Uber (-2,7%) a déclaré avoir reçu plus de 3.000 signalements d'agressions sexuelles en lien avec les trajets effectués aux Etats-Unis en 2018 par. Ses services de VTC

Le titre de Fiat Chrysler a cédé 1%. Le fisc italien réclamerait 1,4 milliard d'euros (1,6 Md$) à Fiat Chrysler, lui reprochant d'avoir sous-évalué Chrysler Automobiles lors du déplacement du siège de la nouvelle entité d'Italie vers les Pays-Bas en 2014. Par ailleurs, selon l'agence 'Reuters', le groupe chinois Dongfeng réfléchit à une réduction de sa participation dans PSA Groupe (+1,27% à Paris), au moment où ce dernier est en cours de fusion avec le constructeur italo-américain.

Dongfeng, partenaire de longue date de PSA, détient actuellement 12,2% de son capital et 19,5% des droits de vote, une présence qui a fait tiquer les autorités américaines, qui seraient réticentes à donner leur feu vert à la fusion PSA-FCA, si un groupe chinois en devient un des principaux actionnaires...

Selon les sources citées par l'agence de presse, Dongfgeng donc pourrait réduire sa part dans la future entité PSA-FCA à un niveau qui soit jugé acceptable par les Etats-Unis.

Ulta Beauty (Ulta Salon, +11%) a bondi, après la publication, jeudi soir, de résultats trimestriels supérieurs aux attentes grâce à la croissance des ventes de ses produits cosmétiques à forte marge.

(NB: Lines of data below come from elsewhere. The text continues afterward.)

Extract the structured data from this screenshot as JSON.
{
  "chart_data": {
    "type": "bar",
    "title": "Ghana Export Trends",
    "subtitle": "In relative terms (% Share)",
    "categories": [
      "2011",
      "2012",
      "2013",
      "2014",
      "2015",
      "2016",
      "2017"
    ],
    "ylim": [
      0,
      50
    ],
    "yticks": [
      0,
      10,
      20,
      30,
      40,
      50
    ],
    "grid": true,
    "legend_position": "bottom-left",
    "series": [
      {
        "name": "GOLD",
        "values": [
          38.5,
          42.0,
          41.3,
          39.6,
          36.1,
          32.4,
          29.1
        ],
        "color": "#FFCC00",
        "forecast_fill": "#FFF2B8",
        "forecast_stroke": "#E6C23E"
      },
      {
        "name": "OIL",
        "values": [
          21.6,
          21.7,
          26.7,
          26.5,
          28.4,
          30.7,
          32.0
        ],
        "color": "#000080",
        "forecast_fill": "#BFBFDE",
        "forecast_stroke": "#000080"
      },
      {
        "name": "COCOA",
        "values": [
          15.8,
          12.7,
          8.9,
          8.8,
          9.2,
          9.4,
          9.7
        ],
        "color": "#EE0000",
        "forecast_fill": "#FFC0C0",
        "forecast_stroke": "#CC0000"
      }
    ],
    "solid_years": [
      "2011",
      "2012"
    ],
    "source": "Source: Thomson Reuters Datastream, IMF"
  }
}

Au moins trois analystes ont revu leur objectif de cours à la hausse à la suite de cette publication.

Sage Therapeutics (+7,%) s'est repris quelque peu, après son plongeon de près de 60% jeudi ! La société biopharmaceutique a déclaré qu'une étude de phase 3 de son SAGE-217 pour le traitement du trouble dépressif majeur ne permettait pas d'atteindre le critère d'évaluation principal. Cette étude n'a ainsi pas permis de prouver une réduction significative des troubles par rapport à l'échantillon de patients auxquels étaient administrés un placebo.

A la suite de cette déception, le courtier RBC, notamment, a abaissé sa recommandation à "performance du secteur" (neutre) contre "surperformance" (achat) sur l'action Sage Therapeutics.